Policyholder/Employee groups who have group disability insurance coverage through their employers and who find themselves operating in the byzantine world of ERISA have long criticized discretionary clauses contained in such ERISA policies.  These often have the effect of giving insurance companies firmer ground to support claim denials because the “abuse of discretion” standard of review typically applies.  This higher standard of review makes it more difficult for policyholders/employees to challenge disability claim denials.

California Governor Arnold Schwarzenegger has the opportunity to sign California Assembly Bill 1868 (“AB 1868”) and to prohibit these discretionary clauses.  In the recent case of Standard Insurance Company v. Morrison, the Ninth Circuit Court of Appeals ruled that the California Insurance Commissioner has the authority to disapprove any disability insurance policies that contain discretionary clauses.

Arthur Postal of National Underwriter writes about such clauses in an article entitled “Disability Policy Discretionary Clauses Come Under Fire.”  Here is a reprint of it:

WASHINGTON BUREAU — The long-term disability insurance (LTD) industry took a licking today during a Senate Finance Committee hearing.

Senate Finance Committee Chairman Max Baucus, D-Mont., said LTD insurers have doctors with conflicts of interest review claims.

“Many of these doctors are employed either by the insurance company or by companies that do a lot of business with the insurance company,” Baucus said. “These arrangements make it far too easy for the doctors to deny claims, terminate claims, or reject appeals.”

Ronald Leebove, a rehabilitation counselor who appeared for the American Board of Forensic Counselors, Springfield, Mo., said private group LTD policies fail to provide the protection insurers promise.

“There are many tricks and tactics used by the insurance companies to deny claims,” Leebove said.

Several witnesses talked about employers’ and insurers’ use of Employee Retirement Income Security Act (ERISA) provisions to give plan administrators’ discretion over LTD benefits decisions, and to ward off challenges of benefits determinations.

Mark DeBofsky, a partner at Daley, DeBofsky & Bryant, Chicago, a law firm, said the courts have gone against legislative intent and transformed ERISA into “a shield that protects insurance companies from having to face the consequences of unprincipled benefit denials and other breaches of fiduciary duty.”

In most cases involving LTD claim disputes, there is not even a trial, DeBofsky said.

“Instead,” DeBofsky said, “courts conduct reviews of claim records assembled and shaped by self-serving insurance companies without hearing any testimony whatsoever, under a procedure that gives more deference to the insurance company than a court would give a Social Security administrative law judge in its review of a Social Security disability benefit claim denial.”

Judge William Acker Jr., a senior district court judge in northern Alabama, testified that the “courts have not rescued ERISA” in its handling of long-term disability cases. “If anything, they have dug the ERISA hole deeper,” Acker said. “ERISA jurisprudence will stay as messed up as it is unless Congress reworks it.”

Paul Graham, a senior vice president at the American Council of Life Insurers (ACLI), Washington, defended disability insurers.

Disability insurance can be susceptible to fraud and abuse, and many states have passed regulations that require short-term disability (STD) insurance and long-term disability disability insurance companies to report instances of suspected fraud, Graham said.

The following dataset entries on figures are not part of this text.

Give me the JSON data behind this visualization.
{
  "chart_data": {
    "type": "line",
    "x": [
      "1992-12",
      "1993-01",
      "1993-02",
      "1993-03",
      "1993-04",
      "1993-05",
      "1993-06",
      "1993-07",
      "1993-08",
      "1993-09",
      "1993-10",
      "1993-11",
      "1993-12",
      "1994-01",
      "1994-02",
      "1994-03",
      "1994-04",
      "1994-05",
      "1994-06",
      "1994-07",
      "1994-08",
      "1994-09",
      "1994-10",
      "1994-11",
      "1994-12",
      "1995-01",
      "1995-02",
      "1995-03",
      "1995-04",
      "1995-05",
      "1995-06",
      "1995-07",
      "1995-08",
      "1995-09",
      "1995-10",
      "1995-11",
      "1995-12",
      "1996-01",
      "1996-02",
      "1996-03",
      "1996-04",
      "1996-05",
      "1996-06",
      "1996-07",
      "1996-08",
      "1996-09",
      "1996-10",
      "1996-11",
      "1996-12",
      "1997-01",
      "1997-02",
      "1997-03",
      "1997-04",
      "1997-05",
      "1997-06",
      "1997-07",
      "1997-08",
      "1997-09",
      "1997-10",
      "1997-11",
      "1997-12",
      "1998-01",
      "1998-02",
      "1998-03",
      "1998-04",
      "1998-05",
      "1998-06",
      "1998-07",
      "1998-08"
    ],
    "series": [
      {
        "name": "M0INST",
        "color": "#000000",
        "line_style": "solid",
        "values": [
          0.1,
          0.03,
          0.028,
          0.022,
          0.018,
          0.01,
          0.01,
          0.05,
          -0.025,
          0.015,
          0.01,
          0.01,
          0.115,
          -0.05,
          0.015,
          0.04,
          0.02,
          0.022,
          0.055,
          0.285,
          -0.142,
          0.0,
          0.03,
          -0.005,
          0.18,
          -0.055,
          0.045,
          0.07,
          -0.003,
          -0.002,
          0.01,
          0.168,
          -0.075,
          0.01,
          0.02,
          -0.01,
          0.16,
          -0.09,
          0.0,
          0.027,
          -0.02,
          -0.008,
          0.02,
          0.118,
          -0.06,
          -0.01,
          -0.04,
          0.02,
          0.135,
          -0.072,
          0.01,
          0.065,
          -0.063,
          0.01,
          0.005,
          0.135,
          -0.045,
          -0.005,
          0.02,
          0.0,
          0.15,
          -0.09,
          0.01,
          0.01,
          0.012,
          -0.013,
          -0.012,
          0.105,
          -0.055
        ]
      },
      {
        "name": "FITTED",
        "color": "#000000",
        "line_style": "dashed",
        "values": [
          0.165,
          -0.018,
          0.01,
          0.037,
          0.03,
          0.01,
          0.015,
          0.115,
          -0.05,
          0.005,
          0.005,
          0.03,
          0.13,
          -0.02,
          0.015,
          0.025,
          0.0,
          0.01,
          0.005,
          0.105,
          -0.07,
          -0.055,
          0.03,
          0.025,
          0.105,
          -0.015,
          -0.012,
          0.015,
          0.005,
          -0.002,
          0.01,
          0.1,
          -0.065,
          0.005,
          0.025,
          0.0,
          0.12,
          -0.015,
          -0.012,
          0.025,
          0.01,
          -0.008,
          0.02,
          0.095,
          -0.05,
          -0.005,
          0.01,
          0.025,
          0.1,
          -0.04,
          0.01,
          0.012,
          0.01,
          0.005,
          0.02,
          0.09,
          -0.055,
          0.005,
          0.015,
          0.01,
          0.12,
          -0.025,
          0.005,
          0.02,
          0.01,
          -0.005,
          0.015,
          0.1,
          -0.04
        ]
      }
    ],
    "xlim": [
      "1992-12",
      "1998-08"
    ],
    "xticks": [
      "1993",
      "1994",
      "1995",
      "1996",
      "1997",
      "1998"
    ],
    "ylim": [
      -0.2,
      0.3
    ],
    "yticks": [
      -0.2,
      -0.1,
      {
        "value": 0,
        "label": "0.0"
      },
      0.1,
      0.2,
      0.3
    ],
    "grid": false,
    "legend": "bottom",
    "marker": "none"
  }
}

“While fulfilling their contractual and regulatory responsibilities, insurers need to remain attentive to potentially fraudulent claims,” Graham said.

Therefore, he said, an eligibility determination, whether made by the insurance carrier or other fiduciary, is only valid for the information at that point in time and must be periodically re-evaluated to account for changes in the claimant’s condition.

Graham said a 2008 industry study that included a majority of group disability carriers found that 79% of submitted claims were approved.

Of those claims not approved, over 25% were not paid because the claimant recovered too quickly to collect benefits, Graham testified.